Executing a Will is an extremely important process. All too regularly, we see Wills that have been either prepared at home through a “Will-kit”, or prepared by solicitors and witnessed at home, where the Testator (the Willmaker) and witnesses have not observed the proper formalities. It is usually a surprise to the Executors to find that signatures appearing on the face of the Will are not sufficient to prove that the Will is valid. Much time, heartache and expense could be saved if more people appreciated the importance of properly witnessing a Will.
In South Australia, the requirements for a properly executed Will are set out in Section 8 of the Wills Act 1936. Basically, a Will must be:
- signed by the Testator;
- in the presence of 2 or more witnesses all present at the same time; and
- the witnesses must sign the Will; and
- the witnesses must do so in the presence of the Testator.

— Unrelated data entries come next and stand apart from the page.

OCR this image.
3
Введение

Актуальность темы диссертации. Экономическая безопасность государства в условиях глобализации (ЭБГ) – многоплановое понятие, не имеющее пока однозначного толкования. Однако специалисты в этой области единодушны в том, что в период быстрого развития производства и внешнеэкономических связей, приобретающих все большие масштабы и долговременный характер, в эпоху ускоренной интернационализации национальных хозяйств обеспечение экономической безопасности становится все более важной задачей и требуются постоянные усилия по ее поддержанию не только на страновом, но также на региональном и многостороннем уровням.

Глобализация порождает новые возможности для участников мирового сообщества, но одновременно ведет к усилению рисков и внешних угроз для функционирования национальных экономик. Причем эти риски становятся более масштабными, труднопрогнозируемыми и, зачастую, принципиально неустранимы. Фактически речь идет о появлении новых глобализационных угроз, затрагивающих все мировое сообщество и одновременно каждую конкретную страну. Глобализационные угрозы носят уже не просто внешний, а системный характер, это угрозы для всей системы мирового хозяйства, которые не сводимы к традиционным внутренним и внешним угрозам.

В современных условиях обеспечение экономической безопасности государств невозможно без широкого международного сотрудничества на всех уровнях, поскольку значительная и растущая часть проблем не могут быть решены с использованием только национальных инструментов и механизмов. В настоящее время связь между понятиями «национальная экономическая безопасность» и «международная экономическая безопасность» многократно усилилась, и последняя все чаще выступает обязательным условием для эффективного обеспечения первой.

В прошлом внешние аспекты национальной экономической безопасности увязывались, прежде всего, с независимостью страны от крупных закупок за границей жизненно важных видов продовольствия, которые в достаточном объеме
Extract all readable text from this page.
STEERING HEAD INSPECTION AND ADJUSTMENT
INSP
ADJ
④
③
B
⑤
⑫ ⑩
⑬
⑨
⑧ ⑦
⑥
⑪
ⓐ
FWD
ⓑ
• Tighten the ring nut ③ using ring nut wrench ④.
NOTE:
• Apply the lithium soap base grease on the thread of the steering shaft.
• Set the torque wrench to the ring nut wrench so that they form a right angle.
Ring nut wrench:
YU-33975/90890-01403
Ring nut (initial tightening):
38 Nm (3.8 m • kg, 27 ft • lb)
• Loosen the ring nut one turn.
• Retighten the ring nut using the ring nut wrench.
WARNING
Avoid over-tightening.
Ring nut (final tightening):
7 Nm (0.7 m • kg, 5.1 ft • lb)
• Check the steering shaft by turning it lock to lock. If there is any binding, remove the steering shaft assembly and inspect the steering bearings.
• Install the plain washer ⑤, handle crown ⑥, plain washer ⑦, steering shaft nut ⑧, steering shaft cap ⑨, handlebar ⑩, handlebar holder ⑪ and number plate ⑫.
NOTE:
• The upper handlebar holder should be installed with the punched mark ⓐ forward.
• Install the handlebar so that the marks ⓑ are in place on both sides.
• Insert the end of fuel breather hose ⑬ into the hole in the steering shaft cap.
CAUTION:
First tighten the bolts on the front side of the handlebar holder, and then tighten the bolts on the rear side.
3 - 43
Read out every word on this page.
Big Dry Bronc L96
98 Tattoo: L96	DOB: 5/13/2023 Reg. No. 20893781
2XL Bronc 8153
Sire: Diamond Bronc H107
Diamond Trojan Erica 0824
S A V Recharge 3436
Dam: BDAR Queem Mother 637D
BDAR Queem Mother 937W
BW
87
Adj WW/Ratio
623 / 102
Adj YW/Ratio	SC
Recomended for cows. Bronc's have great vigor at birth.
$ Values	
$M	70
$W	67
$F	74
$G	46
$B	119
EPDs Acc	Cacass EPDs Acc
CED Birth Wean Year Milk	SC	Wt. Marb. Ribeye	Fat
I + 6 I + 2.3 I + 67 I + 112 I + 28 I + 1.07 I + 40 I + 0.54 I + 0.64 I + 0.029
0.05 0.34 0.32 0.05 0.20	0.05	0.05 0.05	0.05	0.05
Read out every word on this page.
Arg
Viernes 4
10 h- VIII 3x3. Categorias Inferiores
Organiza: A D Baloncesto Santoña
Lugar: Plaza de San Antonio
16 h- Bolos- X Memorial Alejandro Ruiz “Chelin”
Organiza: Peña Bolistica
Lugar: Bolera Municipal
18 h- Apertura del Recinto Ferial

In a practical sense, after a death the Probate Registry must determine whether these steps have been met. Because it is not possible to verify the same simply from looking at the document, there are certain policies in place and assumptions made. In certain cases, evidence must be provided in the form of Affidavits in order to prove that the Will is valid. For example, where a Will is prepared and witnessed by a solicitor, the Probate Registry will assume that the execution was performed in the proper manner. However, where a Will is not witnessed by a solicitor, or is in the nature of a Will-kit or other homemade Will, the Probate Registry generally requires evidence from the witnesses to explain how the Will was executed. This is where it gets tricky.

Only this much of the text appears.